I've tried a loop but when I generalize it loops it does not work:

For[i = 1, 2, i ++,
With[{ranges = Partition[bins, 2, 1]}
Total @ Pick[weights[[i]],
BITXOR[UnitStep[Subtract[data, #1]],
UnitStep[Subtract[data, #2]]][[i]], 1]& @@@ ranges]]

How can I generalize properly?

co.combinatorics – Combinatorics: Distribution of red, blue and green bullets in separate bins

Suppose there are three types of balls: red R balls, blue B balls and green G balls. How many ways are there to distribute the bales in N different bins so that no bin is empty and that a bin can hold no more than one balloon of the same color?
Right here,

1) R, B, G <= N (no color should have more than N balls, because we have the condition that at most one ball of the same color is in a tray and that all balls must be placed )


2) R + B + G> = N (this is due to the fact that no basket is empty).

python – Divide by bins with pandas

I have a database in pandas that looks like below. The index is a date-time object, categorized by day, divided into 5-minute slices. I have a column called "col1". So if I do it


I receive:

Date and hour
2008-04-28 09:40:00 300.0
2008-04-28 09:45:00 -800.0
2008-04-28 09:50:00 0.0
2008-04-28 09:55:00 -100.0
2008-04-28 10:00:00 0.0
2008-04-29 09:40:00 500.0
2008-04-29 09:45:00 800.0
2008-04-29 09:50:00 100.0
2008-04-29 09:55:00 -100.0
2008-04-29 10:00:00 0.0

I have another database in pandas obtained using groupby 5 minutes in the original database that generates:

09:40:00 4603.585657
09:45:00 5547.011952
09:50:00 8532.007952
09:55:00 6175.298805
10:00:00 4236.055777

What I would like to do is split col1 by col2 for each of the 5-minute bins without using a for loop. To better explain, for every day, for each bin, divide col1 by col2. For example, divide all values ​​9:40:00 in col1 by 9:40:00 in col2.

I do not know how to start doing this without a loop, but I have the impression that it should be doable with pandas.

ACT NW 2018 5, 1: find the least amount of bins needed to hold all items

This is a problem of computer programming competition from last year. The problems were sent home with the competitors, so I would consider them "released."

The problem is: "You want to choose the minimum number of shelves for all your book collections, so that each book collection is not divided between each shelf." Each shelf is at the same price, and the collections and the shelves can have different sizes. "To emphasize, the books can not be divided on separate shelves if they are in the same collection. There may be several collections on the same shelf.

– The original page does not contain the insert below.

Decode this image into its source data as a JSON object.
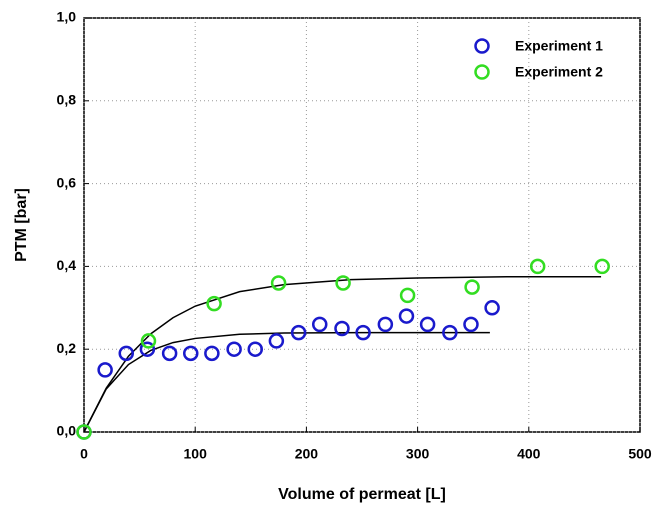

Input example (first line: size of each book shelf, second line: size of each book collection):

150 150 300 150 150

70 76 99 75 105

Expected results (number of shelves needed):


This was given at a beginner level competition. So I suppose that they want the competitors to make some sort of brute-force solution to that, like recursing through all the different possible selections (and then another recursion to understand how to put the books on the shelves properly) up to a minimal solution is found. Is there another algorithm that can be used for that which is not brute force?

links bins of different languages

Hello. I manage a site in English, but I also have some link links that come from sites in Russian (Russian) but with a relevant niche. Is it good or bad?